L’évolution des technologies médicales et les « découvertes » semblent donc permettre une meilleure transparence des corps, une visibilité plus nette du virus. Dans le même temps, la revendication publique de cette transparence, qui masque les incertitudes, les négociations et les conflits en jeu autour des « découvertes », légitime la médication préventive d’une partie de la population, afin de lui éviter le risque de devoir prendre à vie cette même médication.
Transparence de la chair, opacité de l’information ?
Les enjeux de cette nouvelle « transparence du corps » ne sont pas encore mesurés à leur juste valeur. Marsha Rosengarten (2009) s’y est intéressée à partir des travaux des féministes matérialistes ayant remis en cause l’existence d’un objet scientifique transparent, externe aux technologies de production permettant de le saisir. Elle analyse comment les diagnostics et les traitements sont mis en place, négociés et saisis par les personnes séropositives et leurs médecins et comment ils n’agissent pas seulement pour réduire le virus, mais transforment également les corps et leurs représentations ; produisant une indissociabilité entre la chair (flesh) et l’information. L’impact du test de charge virale est à replacer dans ce cadre. Elle cite notamment une femme séropositive : « Je ne l’ai pas, sinon comment ma charge virale serait indétectable ? » En effet, l’indétectabilité mesure ce que l’on ne peut pas détecter. La transparence de la chair ne doit pas se confondre avec la translucidité et passe invariablement par le filtre de l’information. Le corps ne se donne jamais à voir dans toute sa nudité : il nécessite une qualification, qui sera transmise comme information si elle est partagée et légitime, soit généralement issue du corps « scientifique ».

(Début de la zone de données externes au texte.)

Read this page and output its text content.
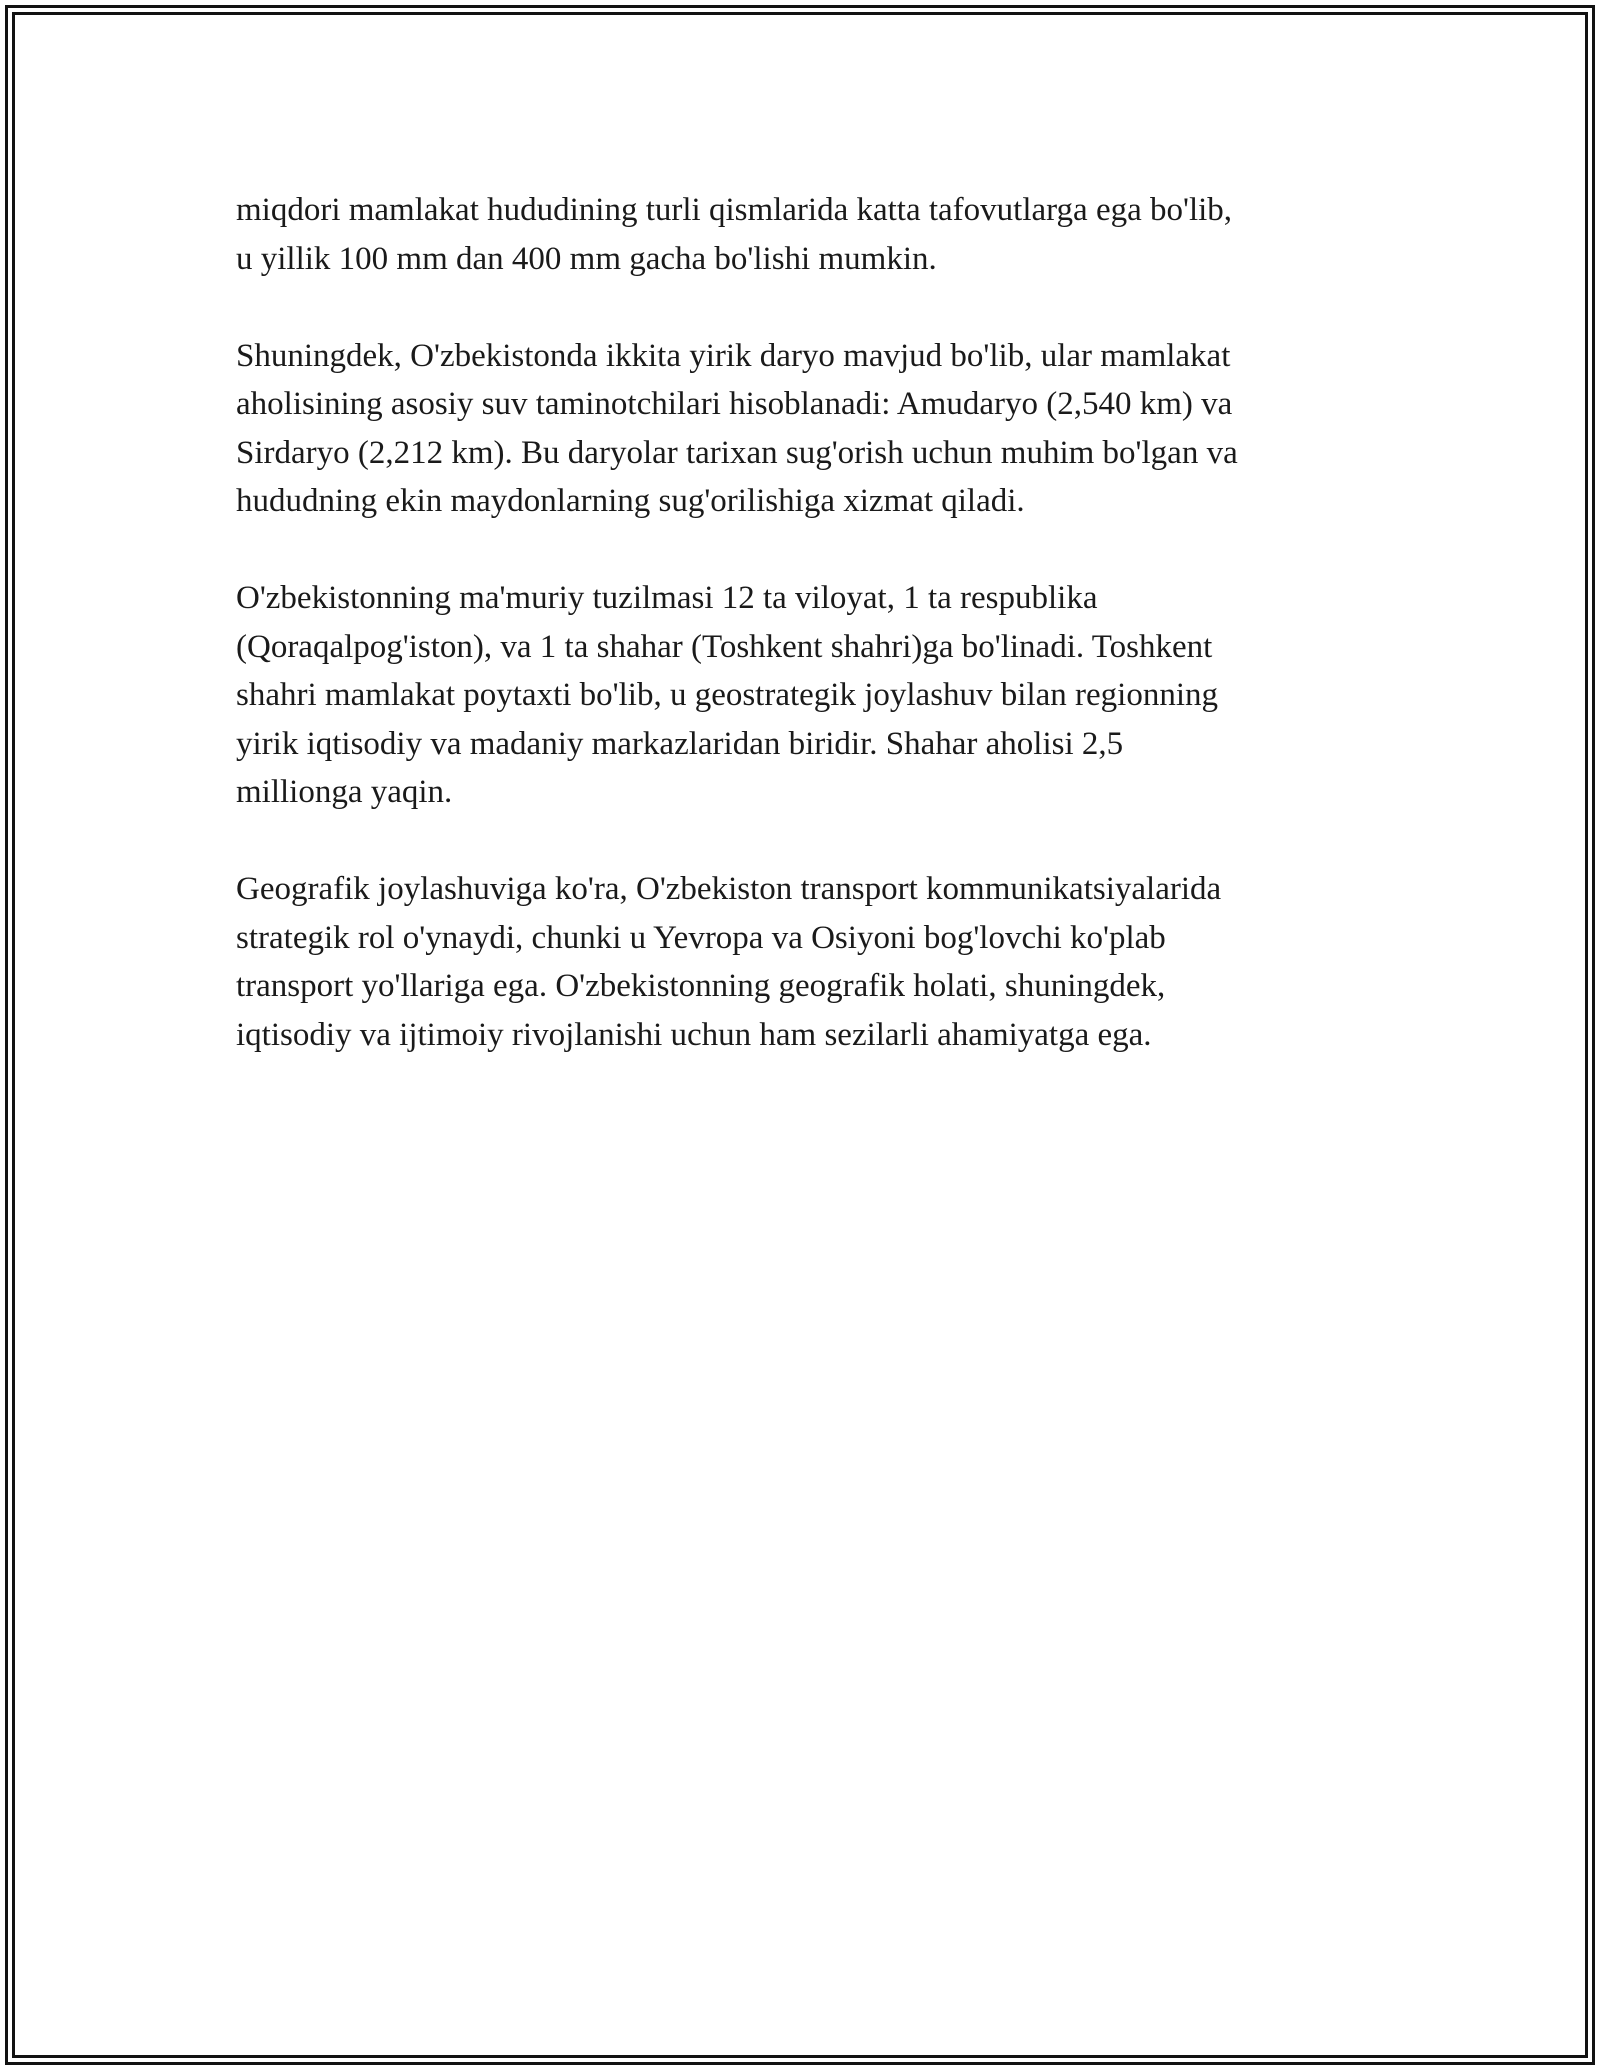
miqdori mamlakat hududining turli qismlarida katta tafovutlarga ega bo'lib,
u yillik 100 mm dan 400 mm gacha bo'lishi mumkin.

Shuningdek, O'zbekistonda ikkita yirik daryo mavjud bo'lib, ular mamlakat
aholisining asosiy suv taminotchilari hisoblanadi: Amudaryo (2,540 km) va
Sirdaryo (2,212 km). Bu daryolar tarixan sug'orish uchun muhim bo'lgan va
hududning ekin maydonlarning sug'orilishiga xizmat qiladi.

O'zbekistonning ma'muriy tuzilmasi 12 ta viloyat, 1 ta respublika
(Qoraqalpog'iston), va 1 ta shahar (Toshkent shahri)ga bo'linadi. Toshkent
shahri mamlakat poytaxti bo'lib, u geostrategik joylashuv bilan regionning
yirik iqtisodiy va madaniy markazlaridan biridir. Shahar aholisi 2,5
millionga yaqin.

Geografik joylashuviga ko'ra, O'zbekiston transport kommunikatsiyalarida
strategik rol o'ynaydi, chunki u Yevropa va Osiyoni bog'lovchi ko'plab
transport yo'llariga ega. O'zbekistonning geografik holati, shuningdek,
iqtisodiy va ijtimoiy rivojlanishi uchun ham sezilarli ahamiyatga ega.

Par ailleurs, les personnes séropositives sont responsabilisées face à l’«adhérence » au traitement (quotidien), comportement décrit comme l’unique condition de « réussite », tandis que le test de charge virale impose un impératif de surveillance médicale régulier et fréquent (tous les trois ou six mois). La vie avec le VIH aujourd’hui est donc, pour la plupart des séropositifs en Belgique, singulièrement différente de celle des années pré-ARV. Pour Rosengarten, « la matérialisation de la variabilité illustre la capacité durable et transformative de ce qui est conceptuellement fixé comme étant le VIH. […] L’impossibilité d’une représentation transparente des objets du VIH, du système immunitaire, des traitements thérapeutiques et autres pose un sérieux défi à la science » (2004). La transparence des corps ne serait-elle qu’une illusion, quoiqu’une illusion produisant des effets bien réels ?

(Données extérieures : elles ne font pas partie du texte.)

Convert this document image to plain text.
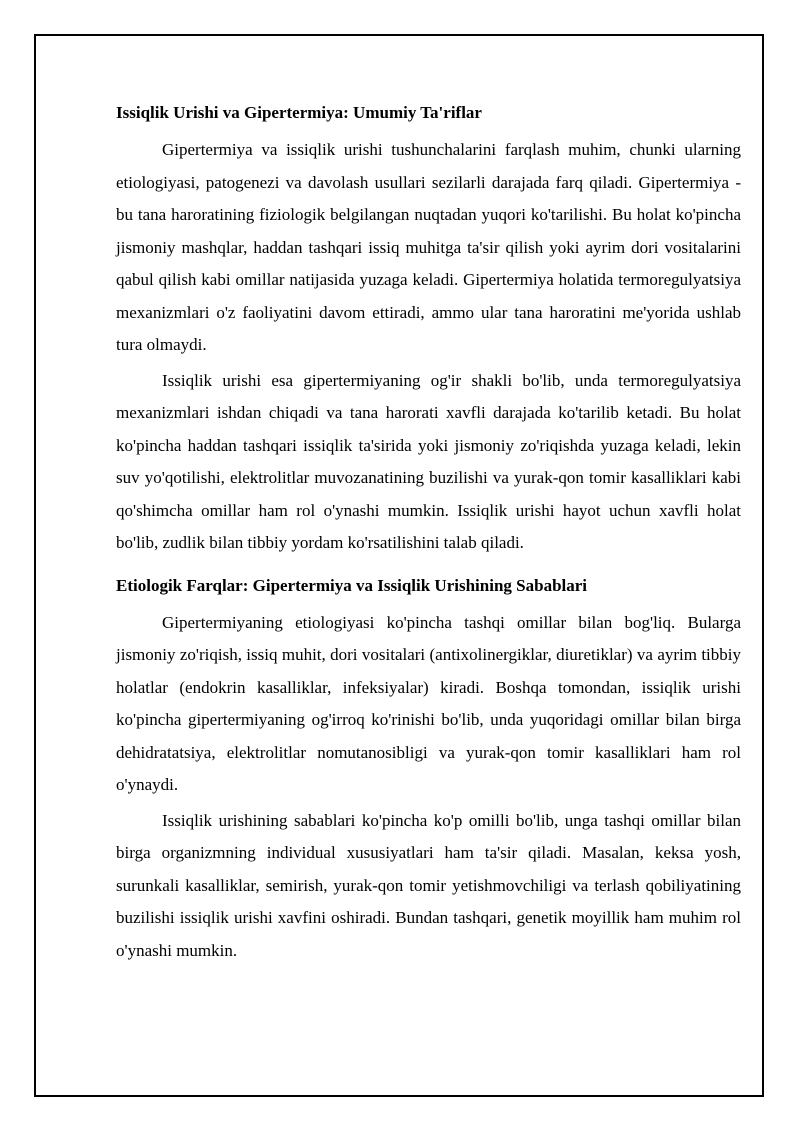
Issiqlik Urishi va Gipertermiya: Umumiy Ta'riflar

Gipertermiya va issiqlik urishi tushunchalarini farqlash muhim, chunki ularning etiologiyasi, patogenezi va davolash usullari sezilarli darajada farq qiladi. Gipertermiya - bu tana haroratining fiziologik belgilangan nuqtadan yuqori ko'tarilishi. Bu holat ko'pincha jismoniy mashqlar, haddan tashqari issiq muhitga ta'sir qilish yoki ayrim dori vositalarini qabul qilish kabi omillar natijasida yuzaga keladi. Gipertermiya holatida termoregulyatsiya mexanizmlari o'z faoliyatini davom ettiradi, ammo ular tana haroratini me'yorida ushlab tura olmaydi.

Issiqlik urishi esa gipertermiyaning og'ir shakli bo'lib, unda termoregulyatsiya mexanizmlari ishdan chiqadi va tana harorati xavfli darajada ko'tarilib ketadi. Bu holat ko'pincha haddan tashqari issiqlik ta'sirida yoki jismoniy zo'riqishda yuzaga keladi, lekin suv yo'qotilishi, elektrolitlar muvozanatining buzilishi va yurak-qon tomir kasalliklari kabi qo'shimcha omillar ham rol o'ynashi mumkin. Issiqlik urishi hayot uchun xavfli holat bo'lib, zudlik bilan tibbiy yordam ko'rsatilishini talab qiladi.

Etiologik Farqlar: Gipertermiya va Issiqlik Urishining Sabablari

Gipertermiyaning etiologiyasi ko'pincha tashqi omillar bilan bog'liq. Bularga jismoniy zo'riqish, issiq muhit, dori vositalari (antixolinergiklar, diuretiklar) va ayrim tibbiy holatlar (endokrin kasalliklar, infeksiyalar) kiradi. Boshqa tomondan, issiqlik urishi ko'pincha gipertermiyaning og'irroq ko'rinishi bo'lib, unda yuqoridagi omillar bilan birga dehidratatsiya, elektrolitlar nomutanosibligi va yurak-qon tomir kasalliklari ham rol o'ynaydi.

Issiqlik urishining sabablari ko'pincha ko'p omilli bo'lib, unga tashqi omillar bilan birga organizmning individual xususiyatlari ham ta'sir qiladi. Masalan, keksa yosh, surunkali kasalliklar, semirish, yurak-qon tomir yetishmovchiligi va terlash qobiliyatining buzilishi issiqlik urishi xavfini oshiradi. Bundan tashqari, genetik moyillik ham muhim rol o'ynashi mumkin.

Des stigmates du VIH : volonté de savoir versus droit au secret
Malgré les évolutions médicales, la stigmatisation des personnes vivant avec le VIH reste très prégnante et les discriminations fréquentes (Pezeril, 2010, 2011a, 2011b). Si peu d’enquêtes sont disponibles en Belgique, l’enquête de santé par interview de l’Institut scientifique de la santé publique de 2004 a mis en avant que, si plus de 78% des répondants estiment qu’un « patron ne doit pas pouvoir licencier une personne atteinte du sida », 54% déclarent qu’ils devraient être avertis de la séropositivité d’un de leurs collègues, même sans son consentement2. La volonté de savoir contrebalance donc sérieusement celle de protéger la vie privée.
Au-delà de représentations toujours difficiles à saisir finement au moyen d’enquêtes quantitatives, le droit au secret s’est indéniablement (quoique discrètement) étiolé. En premier lieu, le secret médical, encore considéré comme inviolable par le Conseil national de l’Ordre des médecins belges en 2000, est remis en cause sept ans plus tard au nom de l’«état de nécessité » de protection du « partenaire stable », même si le médecin doit suivre un ensemble d’étapes avant de pouvoir transgresser ce secret (prévenir le patient, l’inciter à révéler, demander l’avis des collègues, etc.). En 2009, le Conseil est à nouveau saisi de cette question et précise alors que la décision relève de la responsabilité personnelle, tant morale que juridique, du médecin et « qu’en aucun cas il n’est fait obligation au médecin de parler ».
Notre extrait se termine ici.